“Strive to learn before you die, from what you run, and to, and why.” Unsplash

Robert Kinghorn: It’s all about the ‘to’ and ‘why’

  • February 1, 2020

I was driving to Nova Scotia with my wife Ria several years ago when we stopped at a garden centre. Since I cannot tell a weed from a wallflower, I hung out in the knickknack section where people can find garden signs that say things like, “I don’t remember planting this.”

There were also fridge magnets that contain wit and wisdom. One had a saying attributed to James Thurber: “Strive to learn before you die, from what you run, and to, and why.”

This is a challenge for all of us on our spiritual journey, but it has heightened meaning as I encounter people running from deep scars of childhood and into the arms of lifestyles that promise joy but often end in despair. For these people, hope often comes through someone who believes in them and who can reawaken their inherent nobility. 

Justine was a resident of a shelter but had never been involved in drugs. I met her on the street wandering aimlessly. Her middle-aged face brightened a little as I said “Hello” and her soft and hesitant speech made me crane my head to hear the whisper of her voice. 

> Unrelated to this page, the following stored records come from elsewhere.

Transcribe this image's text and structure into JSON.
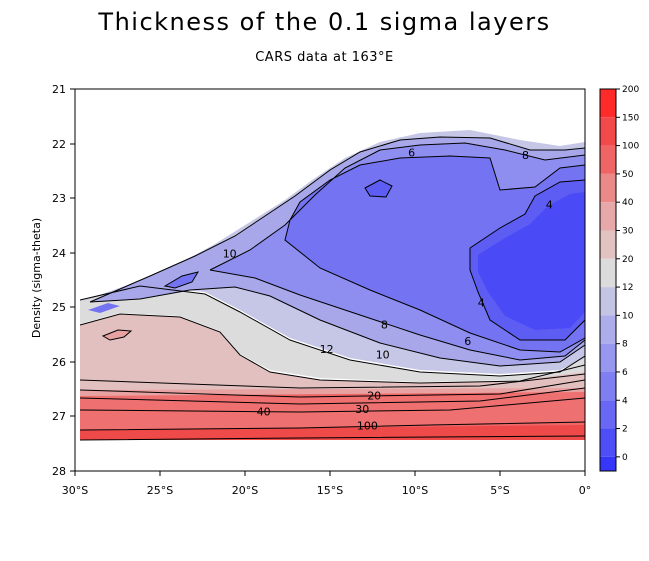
{
  "chart_data": {
    "type": "heatmap",
    "title": "Thickness of the 0.1 sigma layers",
    "subtitle": "CARS data at 163°E",
    "ylabel": "Density (sigma-theta)",
    "xlabel": "",
    "x_ticks": [
      "30°S",
      "25°S",
      "20°S",
      "15°S",
      "10°S",
      "5°S",
      "0°"
    ],
    "x_range": [
      -30,
      0
    ],
    "y_ticks": [
      "21",
      "22",
      "23",
      "24",
      "25",
      "26",
      "27",
      "28"
    ],
    "y_range": [
      21,
      28
    ],
    "colorbar_levels": [
      "200",
      "150",
      "100",
      "50",
      "40",
      "30",
      "20",
      "12",
      "10",
      "8",
      "6",
      "4",
      "2",
      "0"
    ],
    "colorbar_colors": [
      "#ff2a2a",
      "#f24a4a",
      "#ef6464",
      "#eb8888",
      "#e6a8a8",
      "#e3c2c2",
      "#dcdcdc",
      "#c4c4e4",
      "#adadec",
      "#9797f0",
      "#7f7ff2",
      "#6868f4",
      "#4e4ef6",
      "#3636f8"
    ],
    "contour_labels": [
      {
        "text": "6",
        "x": -10.2,
        "y": 22.2
      },
      {
        "text": "8",
        "x": -3.5,
        "y": 22.25
      },
      {
        "text": "4",
        "x": -2.1,
        "y": 23.15
      },
      {
        "text": "10",
        "x": -20.9,
        "y": 24.05
      },
      {
        "text": "4",
        "x": -6.1,
        "y": 24.95
      },
      {
        "text": "8",
        "x": -11.8,
        "y": 25.35
      },
      {
        "text": "6",
        "x": -6.9,
        "y": 25.65
      },
      {
        "text": "12",
        "x": -15.2,
        "y": 25.8
      },
      {
        "text": "10",
        "x": -11.9,
        "y": 25.9
      },
      {
        "text": "20",
        "x": -12.4,
        "y": 26.65
      },
      {
        "text": "30",
        "x": -13.1,
        "y": 26.9
      },
      {
        "text": "40",
        "x": -18.9,
        "y": 26.95
      },
      {
        "text": "100",
        "x": -12.8,
        "y": 27.2
      }
    ]
  }
}
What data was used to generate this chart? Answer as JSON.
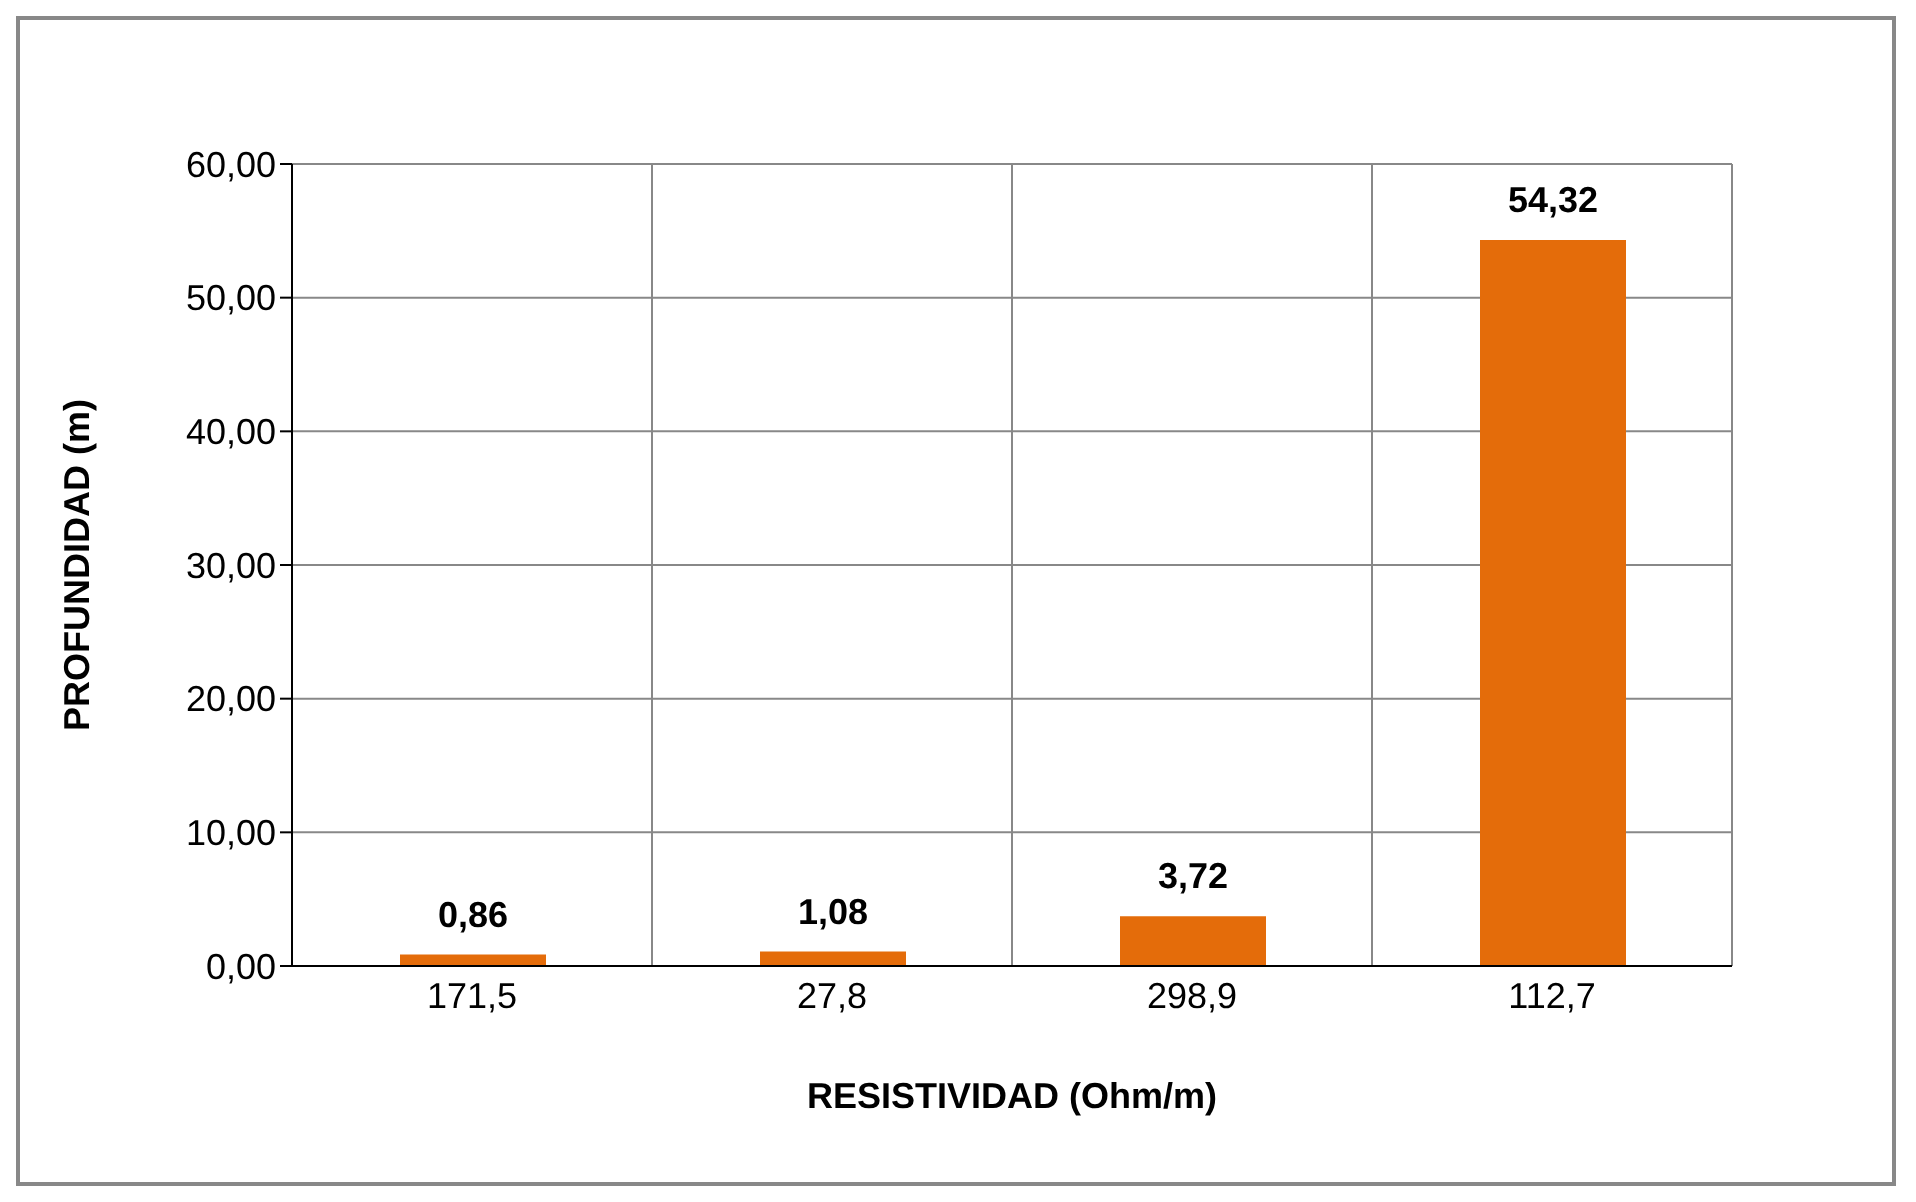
{
  "chart_data": {
    "type": "bar",
    "xlabel": "RESISTIVIDAD (Ohm/m)",
    "ylabel": "PROFUNDIDAD (m)",
    "categories": [
      "171,5",
      "27,8",
      "298,9",
      "112,7"
    ],
    "values": [
      0.86,
      1.08,
      3.72,
      54.32
    ],
    "value_labels": [
      "0,86",
      "1,08",
      "3,72",
      "54,32"
    ],
    "color": "#e46c0a",
    "ylim": [
      0,
      60
    ],
    "yticks": [
      {
        "value": 0,
        "label": "0,00"
      },
      {
        "value": 10,
        "label": "10,00"
      },
      {
        "value": 20,
        "label": "20,00"
      },
      {
        "value": 30,
        "label": "30,00"
      },
      {
        "value": 40,
        "label": "40,00"
      },
      {
        "value": 50,
        "label": "50,00"
      },
      {
        "value": 60,
        "label": "60,00"
      }
    ],
    "grid": true,
    "legend": false
  }
}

It soon became clear what Justine was running from. Artistic and deeply in love with music and nature, she had worked for a radio station for many years until both her parents died in a car accident. Justine withdrew into introversion and poverty, and yet she still talked of God looking after her. 

She said to me one time, “When I want to meet God, I just go into the hothouses of Allan Gardens, and there among the beautiful flowers I know God is with me.” 

Another time, the God she was running to spoke to her heart as she looked in a shop window. 

“There were all sorts of beautiful items,” she said. “The ones on the top shelf were way too expensive for me, but on the bottom shelf were ones that I could afford. I just thought to myself that this is what life is like — there are things that I cannot have in life and things that I can, and I am content that God gives me the things that I need.” 

Justine had figured out the “from” and the “to” of the James Thurber saying, and she seemed to have a nascent grasp of the “why” as well.

Debra’s world was as far removed from Justine’s as could be imagined. Frequenting the streets of the “trans” community she was self-assured, vocal and looking for clients. She talked of a “confused sexuality” in her early life that she was no longer running from, and now she wanted to be baptized. She gave me her address and phone number and I arranged to meet with her to follow up. 

However, she was in and out of hospital for a while after that meeting and finally I wrote her a letter asking her to call me. 

Many weeks later three women were approaching on the other side of the road and one of them shouted, “Hi Deacon Robert.” I acknowledged her with a wave, and I shouted, “Have any of you seen Debra recently?” She said, “That’s me. I got your letter. Thank you.” 

I apologized for not recognizing her and told her I would meet up with her later. Next time we met on the street she excitedly told me she had started college and hoped to graduate and work in the drug addiction field. 

As we were talking, a car stopped and stared at us and I moved away to let them talk, but I heard Debra say angrily, “Have you never seen a ‘tran’ before?” 

After the car left, I hugged her and said, “Don’t worry, some of us love you.” 

Years later we met by chance in another part of the city. She told me she was clean, off the street and about to finish her social work degree, but the desire for baptism had evaporated. Debra was another woman who had much to run “from” and a vision of what she was running “to” but she was not quite ready to accept baptism and perhaps get a glimpse of the “why.”